Dans le détail (voir tableau), la progression des soins de ville serait limitée à 4,9 % en 2004 après trois années d'évolution supérieure à 7 %. Les indemnités journalières enregistreraient même une baisse de près de 1 % cette année après des courbes « quasi exponentielles » au cours des trois derniers exercices (+ 8,7 % en 2001, +10,9% en 2002, +6,7 % en 2003).
« Les dépenses d'arrêts maladie diminuent pour la première fois depuis quinze ans », se félicite Philippe Douste-Blazy, tout en reconnaissant qu'il n'y est pas pour grand chose. « Cela s'est passé avant que j'arrive. » Les dépenses d'honoraires médicaux sont un autre motif de satisfaction, ou du moins d'optimisme.
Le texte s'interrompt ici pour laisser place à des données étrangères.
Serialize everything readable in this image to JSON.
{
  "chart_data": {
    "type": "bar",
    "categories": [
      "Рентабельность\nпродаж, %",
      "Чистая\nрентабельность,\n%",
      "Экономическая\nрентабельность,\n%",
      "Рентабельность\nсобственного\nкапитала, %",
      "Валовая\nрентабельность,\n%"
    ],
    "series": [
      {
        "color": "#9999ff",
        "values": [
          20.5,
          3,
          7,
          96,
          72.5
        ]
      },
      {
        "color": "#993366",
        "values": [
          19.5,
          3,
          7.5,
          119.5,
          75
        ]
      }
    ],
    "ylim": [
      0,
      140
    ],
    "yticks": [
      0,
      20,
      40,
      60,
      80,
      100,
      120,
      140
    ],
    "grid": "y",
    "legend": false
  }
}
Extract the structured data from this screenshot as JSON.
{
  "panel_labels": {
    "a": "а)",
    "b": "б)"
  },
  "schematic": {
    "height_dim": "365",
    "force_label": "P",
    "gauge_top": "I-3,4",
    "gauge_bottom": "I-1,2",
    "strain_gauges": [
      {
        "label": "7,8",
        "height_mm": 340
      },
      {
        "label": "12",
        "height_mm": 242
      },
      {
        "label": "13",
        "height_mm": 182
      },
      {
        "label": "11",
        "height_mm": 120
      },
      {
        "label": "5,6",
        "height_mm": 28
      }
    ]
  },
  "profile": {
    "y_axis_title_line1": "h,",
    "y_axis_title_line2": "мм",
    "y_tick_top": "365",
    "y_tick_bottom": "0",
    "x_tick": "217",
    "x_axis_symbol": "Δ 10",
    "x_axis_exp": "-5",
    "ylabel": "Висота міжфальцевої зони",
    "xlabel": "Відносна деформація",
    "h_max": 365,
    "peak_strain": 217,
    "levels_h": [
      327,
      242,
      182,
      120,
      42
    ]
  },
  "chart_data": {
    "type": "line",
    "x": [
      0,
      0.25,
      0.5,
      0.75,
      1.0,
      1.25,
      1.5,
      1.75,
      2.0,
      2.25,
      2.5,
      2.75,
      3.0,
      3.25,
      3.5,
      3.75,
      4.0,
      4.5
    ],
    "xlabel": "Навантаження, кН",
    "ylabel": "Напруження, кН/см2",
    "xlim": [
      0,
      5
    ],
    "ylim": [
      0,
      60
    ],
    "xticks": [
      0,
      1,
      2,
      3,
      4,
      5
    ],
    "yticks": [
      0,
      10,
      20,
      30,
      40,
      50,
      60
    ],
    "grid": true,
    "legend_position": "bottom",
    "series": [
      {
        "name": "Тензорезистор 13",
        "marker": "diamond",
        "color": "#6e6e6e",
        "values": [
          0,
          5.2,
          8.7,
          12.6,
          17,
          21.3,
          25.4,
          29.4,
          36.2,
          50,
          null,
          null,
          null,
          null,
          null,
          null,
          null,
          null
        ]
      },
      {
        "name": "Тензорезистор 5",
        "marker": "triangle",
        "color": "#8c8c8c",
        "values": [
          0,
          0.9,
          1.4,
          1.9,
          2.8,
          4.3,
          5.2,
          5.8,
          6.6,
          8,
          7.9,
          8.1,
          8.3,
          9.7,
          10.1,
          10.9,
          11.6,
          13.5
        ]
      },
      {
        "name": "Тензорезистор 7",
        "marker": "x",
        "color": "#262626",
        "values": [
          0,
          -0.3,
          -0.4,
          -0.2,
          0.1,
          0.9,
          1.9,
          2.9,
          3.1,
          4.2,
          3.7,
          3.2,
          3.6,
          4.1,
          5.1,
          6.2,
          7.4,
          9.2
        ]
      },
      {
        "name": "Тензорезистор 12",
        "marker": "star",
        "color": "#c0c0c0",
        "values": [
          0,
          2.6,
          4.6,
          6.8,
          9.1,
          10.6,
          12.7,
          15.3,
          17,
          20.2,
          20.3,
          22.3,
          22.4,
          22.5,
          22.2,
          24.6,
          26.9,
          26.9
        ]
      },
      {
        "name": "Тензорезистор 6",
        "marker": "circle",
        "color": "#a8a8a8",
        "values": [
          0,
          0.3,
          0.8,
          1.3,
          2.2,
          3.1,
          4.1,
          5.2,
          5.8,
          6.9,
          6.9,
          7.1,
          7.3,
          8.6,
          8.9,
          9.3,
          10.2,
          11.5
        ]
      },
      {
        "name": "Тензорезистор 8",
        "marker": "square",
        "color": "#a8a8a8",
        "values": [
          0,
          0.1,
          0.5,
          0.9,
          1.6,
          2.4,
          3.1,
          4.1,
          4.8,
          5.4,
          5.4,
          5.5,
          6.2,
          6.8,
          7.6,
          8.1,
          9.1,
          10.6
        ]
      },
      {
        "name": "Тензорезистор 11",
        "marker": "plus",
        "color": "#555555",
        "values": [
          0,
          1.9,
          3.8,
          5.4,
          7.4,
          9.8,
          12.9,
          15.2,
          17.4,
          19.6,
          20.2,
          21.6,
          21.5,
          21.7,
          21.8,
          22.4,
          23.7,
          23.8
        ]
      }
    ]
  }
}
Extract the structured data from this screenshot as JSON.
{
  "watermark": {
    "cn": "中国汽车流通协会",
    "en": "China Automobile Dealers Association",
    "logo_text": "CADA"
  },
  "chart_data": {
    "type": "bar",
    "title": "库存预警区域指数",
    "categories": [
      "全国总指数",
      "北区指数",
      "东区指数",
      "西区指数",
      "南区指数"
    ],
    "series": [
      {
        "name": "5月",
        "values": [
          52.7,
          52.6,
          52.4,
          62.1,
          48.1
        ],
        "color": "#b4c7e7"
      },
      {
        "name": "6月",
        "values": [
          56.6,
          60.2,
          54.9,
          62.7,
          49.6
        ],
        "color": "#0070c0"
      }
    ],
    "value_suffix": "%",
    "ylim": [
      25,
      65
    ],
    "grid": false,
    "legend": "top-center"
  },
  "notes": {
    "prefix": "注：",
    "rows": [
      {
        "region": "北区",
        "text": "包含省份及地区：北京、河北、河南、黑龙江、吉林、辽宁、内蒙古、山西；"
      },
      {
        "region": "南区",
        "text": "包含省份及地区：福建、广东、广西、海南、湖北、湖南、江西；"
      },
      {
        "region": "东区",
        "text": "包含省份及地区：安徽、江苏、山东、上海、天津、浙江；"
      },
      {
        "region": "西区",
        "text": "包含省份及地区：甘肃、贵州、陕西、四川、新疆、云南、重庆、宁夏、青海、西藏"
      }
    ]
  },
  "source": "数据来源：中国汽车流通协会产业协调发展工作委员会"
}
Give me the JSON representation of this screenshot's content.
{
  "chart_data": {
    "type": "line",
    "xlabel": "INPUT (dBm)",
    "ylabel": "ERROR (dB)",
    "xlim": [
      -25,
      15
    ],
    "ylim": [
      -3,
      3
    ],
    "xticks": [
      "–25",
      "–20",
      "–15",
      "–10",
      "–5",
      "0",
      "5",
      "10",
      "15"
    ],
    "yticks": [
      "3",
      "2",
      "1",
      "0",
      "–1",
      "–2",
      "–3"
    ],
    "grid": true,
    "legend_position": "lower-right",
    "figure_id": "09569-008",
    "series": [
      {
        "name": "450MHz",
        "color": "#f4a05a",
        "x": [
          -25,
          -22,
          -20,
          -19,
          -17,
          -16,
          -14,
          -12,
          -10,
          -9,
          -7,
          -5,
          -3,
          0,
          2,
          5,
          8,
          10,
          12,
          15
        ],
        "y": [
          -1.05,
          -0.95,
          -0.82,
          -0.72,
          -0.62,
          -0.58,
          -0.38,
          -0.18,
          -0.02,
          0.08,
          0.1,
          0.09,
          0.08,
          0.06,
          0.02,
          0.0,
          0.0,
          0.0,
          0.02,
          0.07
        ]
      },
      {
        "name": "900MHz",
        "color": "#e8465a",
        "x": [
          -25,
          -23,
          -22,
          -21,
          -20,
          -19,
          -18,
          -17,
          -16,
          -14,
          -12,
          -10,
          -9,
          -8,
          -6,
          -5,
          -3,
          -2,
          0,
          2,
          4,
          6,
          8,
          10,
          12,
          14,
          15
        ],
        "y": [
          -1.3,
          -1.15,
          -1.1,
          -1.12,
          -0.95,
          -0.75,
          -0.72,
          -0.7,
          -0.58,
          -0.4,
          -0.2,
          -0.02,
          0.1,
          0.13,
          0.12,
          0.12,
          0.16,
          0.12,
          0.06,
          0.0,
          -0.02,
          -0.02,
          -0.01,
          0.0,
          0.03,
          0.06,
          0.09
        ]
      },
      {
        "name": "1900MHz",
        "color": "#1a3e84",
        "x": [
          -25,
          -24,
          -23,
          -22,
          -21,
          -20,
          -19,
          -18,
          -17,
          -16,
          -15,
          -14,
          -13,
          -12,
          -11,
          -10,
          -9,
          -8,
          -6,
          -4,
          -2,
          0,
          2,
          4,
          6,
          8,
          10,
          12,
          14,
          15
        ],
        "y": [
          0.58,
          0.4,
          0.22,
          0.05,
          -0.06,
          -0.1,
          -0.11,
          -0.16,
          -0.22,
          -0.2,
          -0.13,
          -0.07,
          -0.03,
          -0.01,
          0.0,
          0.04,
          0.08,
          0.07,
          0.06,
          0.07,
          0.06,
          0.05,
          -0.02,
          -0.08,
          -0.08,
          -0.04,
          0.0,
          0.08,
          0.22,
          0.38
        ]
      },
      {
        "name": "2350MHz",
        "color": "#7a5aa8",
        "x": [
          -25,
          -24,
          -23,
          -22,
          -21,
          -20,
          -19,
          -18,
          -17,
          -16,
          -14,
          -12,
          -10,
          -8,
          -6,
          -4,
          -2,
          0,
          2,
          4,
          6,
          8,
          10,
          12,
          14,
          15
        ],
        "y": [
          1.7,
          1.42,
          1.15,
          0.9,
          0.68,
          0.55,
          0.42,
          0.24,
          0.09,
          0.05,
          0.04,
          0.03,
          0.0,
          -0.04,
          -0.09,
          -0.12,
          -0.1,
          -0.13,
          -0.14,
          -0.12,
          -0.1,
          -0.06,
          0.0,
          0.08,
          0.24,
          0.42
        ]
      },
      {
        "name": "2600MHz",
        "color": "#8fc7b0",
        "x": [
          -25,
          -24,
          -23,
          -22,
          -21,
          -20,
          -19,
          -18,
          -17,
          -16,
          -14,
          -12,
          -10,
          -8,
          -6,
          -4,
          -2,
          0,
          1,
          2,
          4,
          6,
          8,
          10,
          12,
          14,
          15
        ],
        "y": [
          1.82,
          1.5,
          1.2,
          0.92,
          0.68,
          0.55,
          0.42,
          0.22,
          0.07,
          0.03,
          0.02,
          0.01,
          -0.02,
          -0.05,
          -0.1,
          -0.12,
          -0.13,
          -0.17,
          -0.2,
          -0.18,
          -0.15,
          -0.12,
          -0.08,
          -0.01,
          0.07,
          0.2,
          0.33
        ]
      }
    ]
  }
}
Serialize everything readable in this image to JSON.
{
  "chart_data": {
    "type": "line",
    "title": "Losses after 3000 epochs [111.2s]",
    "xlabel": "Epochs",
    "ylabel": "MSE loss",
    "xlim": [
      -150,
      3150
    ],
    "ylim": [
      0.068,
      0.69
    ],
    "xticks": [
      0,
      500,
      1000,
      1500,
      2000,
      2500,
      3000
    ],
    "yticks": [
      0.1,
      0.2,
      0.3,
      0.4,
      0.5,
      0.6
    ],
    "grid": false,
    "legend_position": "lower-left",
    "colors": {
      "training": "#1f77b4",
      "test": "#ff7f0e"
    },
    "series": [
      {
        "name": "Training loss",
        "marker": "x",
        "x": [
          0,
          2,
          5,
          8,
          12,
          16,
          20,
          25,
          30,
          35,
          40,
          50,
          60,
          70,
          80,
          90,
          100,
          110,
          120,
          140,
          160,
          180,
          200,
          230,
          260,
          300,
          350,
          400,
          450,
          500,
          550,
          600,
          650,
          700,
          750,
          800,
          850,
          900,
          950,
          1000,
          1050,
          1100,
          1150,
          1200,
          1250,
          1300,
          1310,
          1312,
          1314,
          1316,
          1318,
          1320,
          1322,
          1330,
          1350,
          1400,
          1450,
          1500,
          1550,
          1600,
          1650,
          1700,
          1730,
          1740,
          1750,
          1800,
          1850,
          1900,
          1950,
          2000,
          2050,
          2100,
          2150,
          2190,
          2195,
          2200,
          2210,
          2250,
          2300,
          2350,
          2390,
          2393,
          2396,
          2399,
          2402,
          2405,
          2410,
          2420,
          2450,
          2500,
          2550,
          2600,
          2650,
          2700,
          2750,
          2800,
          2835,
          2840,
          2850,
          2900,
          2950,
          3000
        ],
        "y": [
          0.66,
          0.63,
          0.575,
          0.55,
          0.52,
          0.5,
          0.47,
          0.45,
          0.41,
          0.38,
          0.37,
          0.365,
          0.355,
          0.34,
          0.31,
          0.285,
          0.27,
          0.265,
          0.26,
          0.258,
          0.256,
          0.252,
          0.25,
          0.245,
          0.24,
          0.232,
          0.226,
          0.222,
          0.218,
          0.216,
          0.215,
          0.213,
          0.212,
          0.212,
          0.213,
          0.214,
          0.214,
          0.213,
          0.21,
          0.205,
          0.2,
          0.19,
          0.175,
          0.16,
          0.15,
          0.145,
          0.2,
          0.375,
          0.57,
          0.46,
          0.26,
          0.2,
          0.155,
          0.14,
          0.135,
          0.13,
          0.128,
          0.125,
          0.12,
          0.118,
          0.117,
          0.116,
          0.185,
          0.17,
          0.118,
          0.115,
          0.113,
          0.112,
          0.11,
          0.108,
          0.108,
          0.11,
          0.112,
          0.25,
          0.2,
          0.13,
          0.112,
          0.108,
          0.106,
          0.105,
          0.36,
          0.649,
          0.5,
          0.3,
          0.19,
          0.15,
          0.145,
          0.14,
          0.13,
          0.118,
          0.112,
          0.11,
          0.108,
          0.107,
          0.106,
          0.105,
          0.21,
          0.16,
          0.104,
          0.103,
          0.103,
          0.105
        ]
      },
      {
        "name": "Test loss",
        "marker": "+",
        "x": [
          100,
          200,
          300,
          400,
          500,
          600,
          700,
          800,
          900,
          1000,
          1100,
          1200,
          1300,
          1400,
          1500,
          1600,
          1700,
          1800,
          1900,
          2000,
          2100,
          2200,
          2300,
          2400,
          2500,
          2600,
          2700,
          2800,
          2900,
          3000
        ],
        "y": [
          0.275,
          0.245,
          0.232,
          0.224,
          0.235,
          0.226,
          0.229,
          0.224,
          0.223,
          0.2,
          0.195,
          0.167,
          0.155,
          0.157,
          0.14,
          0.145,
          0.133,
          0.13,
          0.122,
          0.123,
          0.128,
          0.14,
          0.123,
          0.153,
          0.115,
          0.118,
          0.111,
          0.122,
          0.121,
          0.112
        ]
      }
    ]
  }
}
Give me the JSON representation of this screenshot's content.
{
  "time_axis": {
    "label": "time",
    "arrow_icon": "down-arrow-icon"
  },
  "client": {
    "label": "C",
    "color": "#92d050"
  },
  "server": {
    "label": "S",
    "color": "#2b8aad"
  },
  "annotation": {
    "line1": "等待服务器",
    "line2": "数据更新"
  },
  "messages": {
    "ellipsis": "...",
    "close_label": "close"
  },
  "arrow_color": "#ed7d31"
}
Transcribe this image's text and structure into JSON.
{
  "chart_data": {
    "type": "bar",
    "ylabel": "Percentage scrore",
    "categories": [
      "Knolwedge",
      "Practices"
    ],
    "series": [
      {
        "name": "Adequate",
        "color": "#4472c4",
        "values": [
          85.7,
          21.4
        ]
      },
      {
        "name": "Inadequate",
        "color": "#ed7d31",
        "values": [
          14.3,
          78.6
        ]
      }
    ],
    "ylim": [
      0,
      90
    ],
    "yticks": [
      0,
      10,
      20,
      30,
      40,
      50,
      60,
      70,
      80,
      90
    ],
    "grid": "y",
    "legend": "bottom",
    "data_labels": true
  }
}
Toujours selon les statistiques de l'assurance-maladie, la hausse de ce poste sur les neuf premiers mois de l'année serait limitée à 2,5 %, un rythme presque trois fois moindre qu'en 2002 et 2003 (+ 7 %). « Il faut remonter à très longtemps pour constater un tel ralentissement », commente encore Philippe Douste-Blazy. Enfin, même si le poste global des prescriptions continue de croître à un rythme élevé (+ 7 % en tendance annuelle), des signes « encourageants » sont observés sur les génériques (désormais plus de 12 % du volume des ventes en pharmacie) et sur les antibiotiques, dont la consommation a baissé de 16 % depuis 2002, permettant d'éviter 6,4 millions de traitements inappropriés (« le Quotidien » du 20 octobre).
Adhésion ou effet psychologique ?
Tout le paradoxe de la présentation médiatisée de ces « bons chiffres » tient dans le calendrier. Le ministre de la Santé peut difficilement évoquer l'impact de « sa » réforme puisque les principales mesures adoptées cet été (médecin traitant, parcours de soins, protocoles, contrôle de prescriptions en tout genre) ne sont pas encore appliquées sur le terrain. « Il y a un effet psychologique indiscutable », constate Philippe Douste-Blazy. Reste donc à confirmer la tendance, ce qui sera beaucoup plus difficile. Xavier Bertrand, qui multiplie les déplacements pour faire la pédagogie de la réforme, est convaincu que « ce n'est pas la dernière bonne nouvelle ». « On sent qu'il y a une adhésion des Français et un soutien des professionnels. » Frédéric van Roekeghem, directeur de la Cnam qui a entamé cette semaine des discussions bilatérales avec les syndicats médicaux, en préparation des prochaines négociations conventionnelles, est sur la même ligne. « Les comportements sont en train de changer, assure-t-il. Mais pour réussir, il faudra trois conditions : la conjonction des efforts de tous les acteurs ; la définition d'objectifs quantifiés, et non pas comptables ; et le suivi régulier de ces objectifs. »
Donnant-donnant.
L'issue des négociations conventionnelles sera, de l'avis général, une des clés de l'implication des professionnels, et donc du succès de la réforme. Face au risque de surenchère, Philippe Douste-Blazy a tenté de déminer le terrain. « Il y avait un problème de confiance entre les professionnels et l'assurance-maladie. Certains n'ont pas de contrat depuis dix ans. Une convention sera signée avant la fin de l'année : si on arrive à éviter la multiplication des actes, les revalorisations ne me dérangent pas. Mais il faudra que les volumes baissent. »
Parce que la Sécu est « notre patrimoine le plus précieux », Philippe Douste-Blazy, ne crie pas victoire. Ni même « bravo » ou « Eureka ». Mais alors que Bercy avait mis en doute la crédibilité économique du plan Douste, voire d'un discours volontariste, ces chiffres sont déjà une petite revanche pour le ministre de la Santé. Et personne ne le forcera à bouder son plaisir.